Question

Find the equation of a line that passes through the points (2,5) and (2,12)

Answer 1

Determining the slope of the line:

We know the following:

`\text{Slope formula} = ((y_2 - y_1))/((x_2 - x_1))`

Note: Slopes can only be determined if the lines are not vertical.

Since the x-coordinate of the points that pass through the line are the same, when the points are substituted in the slope formula, the slope will result in "undefined" (Work shown below).

`\text{Slope formula} = (12 - 5)/(2 - 2)`

`\text{Slope formula} = (7)/(0) = \text{unde}\text{fined} \ \ \ \ \ \ \ \ \ \ \ \ \ \ \ \ \ [\text{Any non-number divided by 0 is unde}\text{fined}]`

Now, let's see if the vertical line will intersect the x-axis or a y-axis.

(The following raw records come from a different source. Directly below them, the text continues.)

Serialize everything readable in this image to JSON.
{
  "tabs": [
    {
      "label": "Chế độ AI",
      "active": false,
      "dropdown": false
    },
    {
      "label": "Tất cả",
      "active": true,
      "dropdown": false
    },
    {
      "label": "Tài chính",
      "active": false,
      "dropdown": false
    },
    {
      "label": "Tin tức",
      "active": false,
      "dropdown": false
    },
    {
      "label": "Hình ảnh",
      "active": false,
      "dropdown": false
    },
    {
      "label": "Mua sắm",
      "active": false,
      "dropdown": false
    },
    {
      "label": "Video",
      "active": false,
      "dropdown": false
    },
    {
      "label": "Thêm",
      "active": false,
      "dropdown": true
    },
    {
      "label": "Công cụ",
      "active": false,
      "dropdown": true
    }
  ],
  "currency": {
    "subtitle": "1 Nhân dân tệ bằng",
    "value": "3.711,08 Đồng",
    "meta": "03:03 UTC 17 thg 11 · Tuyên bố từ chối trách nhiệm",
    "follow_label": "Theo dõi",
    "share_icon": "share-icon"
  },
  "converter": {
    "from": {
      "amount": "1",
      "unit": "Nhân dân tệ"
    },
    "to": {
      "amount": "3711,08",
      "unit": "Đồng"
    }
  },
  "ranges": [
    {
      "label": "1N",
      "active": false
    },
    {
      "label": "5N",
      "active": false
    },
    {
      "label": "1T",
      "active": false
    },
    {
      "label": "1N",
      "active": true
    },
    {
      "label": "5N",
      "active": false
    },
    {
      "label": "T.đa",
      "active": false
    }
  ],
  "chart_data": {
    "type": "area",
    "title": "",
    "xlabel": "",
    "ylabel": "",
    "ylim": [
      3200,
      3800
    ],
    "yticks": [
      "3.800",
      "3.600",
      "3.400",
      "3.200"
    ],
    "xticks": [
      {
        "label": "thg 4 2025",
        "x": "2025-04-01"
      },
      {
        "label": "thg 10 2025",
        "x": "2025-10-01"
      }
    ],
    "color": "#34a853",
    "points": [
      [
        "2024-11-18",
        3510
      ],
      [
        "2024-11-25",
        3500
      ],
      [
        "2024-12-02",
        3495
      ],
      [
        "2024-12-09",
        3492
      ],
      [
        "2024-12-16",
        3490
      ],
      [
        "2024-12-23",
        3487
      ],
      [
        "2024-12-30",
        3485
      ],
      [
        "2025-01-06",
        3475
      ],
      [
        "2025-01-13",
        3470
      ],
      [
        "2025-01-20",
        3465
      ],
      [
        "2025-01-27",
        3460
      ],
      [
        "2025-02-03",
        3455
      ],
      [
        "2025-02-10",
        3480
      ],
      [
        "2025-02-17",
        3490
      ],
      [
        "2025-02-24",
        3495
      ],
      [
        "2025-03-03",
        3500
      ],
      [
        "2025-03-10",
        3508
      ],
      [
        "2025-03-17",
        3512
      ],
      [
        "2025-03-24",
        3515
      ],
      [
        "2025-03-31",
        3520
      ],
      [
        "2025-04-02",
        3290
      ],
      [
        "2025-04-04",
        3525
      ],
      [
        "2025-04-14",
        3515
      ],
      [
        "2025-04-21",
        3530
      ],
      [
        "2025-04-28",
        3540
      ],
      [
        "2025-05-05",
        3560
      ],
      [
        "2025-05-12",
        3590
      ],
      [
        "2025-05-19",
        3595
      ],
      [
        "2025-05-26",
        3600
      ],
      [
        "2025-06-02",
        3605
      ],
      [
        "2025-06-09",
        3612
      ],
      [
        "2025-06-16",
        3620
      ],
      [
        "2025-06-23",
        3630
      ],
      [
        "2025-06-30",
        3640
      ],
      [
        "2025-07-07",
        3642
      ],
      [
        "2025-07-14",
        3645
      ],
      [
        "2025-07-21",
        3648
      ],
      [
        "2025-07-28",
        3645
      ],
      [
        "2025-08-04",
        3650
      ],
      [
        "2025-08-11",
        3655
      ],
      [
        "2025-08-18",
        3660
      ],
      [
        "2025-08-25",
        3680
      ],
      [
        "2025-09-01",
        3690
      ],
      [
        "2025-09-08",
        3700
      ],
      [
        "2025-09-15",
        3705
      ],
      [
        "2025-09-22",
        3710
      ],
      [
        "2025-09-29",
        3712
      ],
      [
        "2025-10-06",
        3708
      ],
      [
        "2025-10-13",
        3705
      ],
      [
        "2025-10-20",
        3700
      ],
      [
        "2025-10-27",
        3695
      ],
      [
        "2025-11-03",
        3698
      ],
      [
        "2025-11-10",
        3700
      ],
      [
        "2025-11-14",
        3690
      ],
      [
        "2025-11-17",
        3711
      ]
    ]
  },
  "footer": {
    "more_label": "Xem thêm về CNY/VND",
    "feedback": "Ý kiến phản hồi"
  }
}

Determining if the line will intersect the x or y-axis

To determine if the vertical line will intersect the x or y-axis, we must look for the intersection of the line on the x or y-axis. The vertical line will be parallel to the y-axis and will intersect the x-axis.

Therefore, the line will intersect the x-axis.

Replacing values in an equation:

Since the line does not intersect the y-axis, the equation of the line on the left-hand side will have an x-variable.

⇒ x = ?

The x-intercept will be substituted on the right-hand side of the equation. Since the line that passes through the two points [(2,5) and (2,12)] have the "2" as their x-coordinates, the x-intercept will also be 2. Therefore,

⇒ x = 2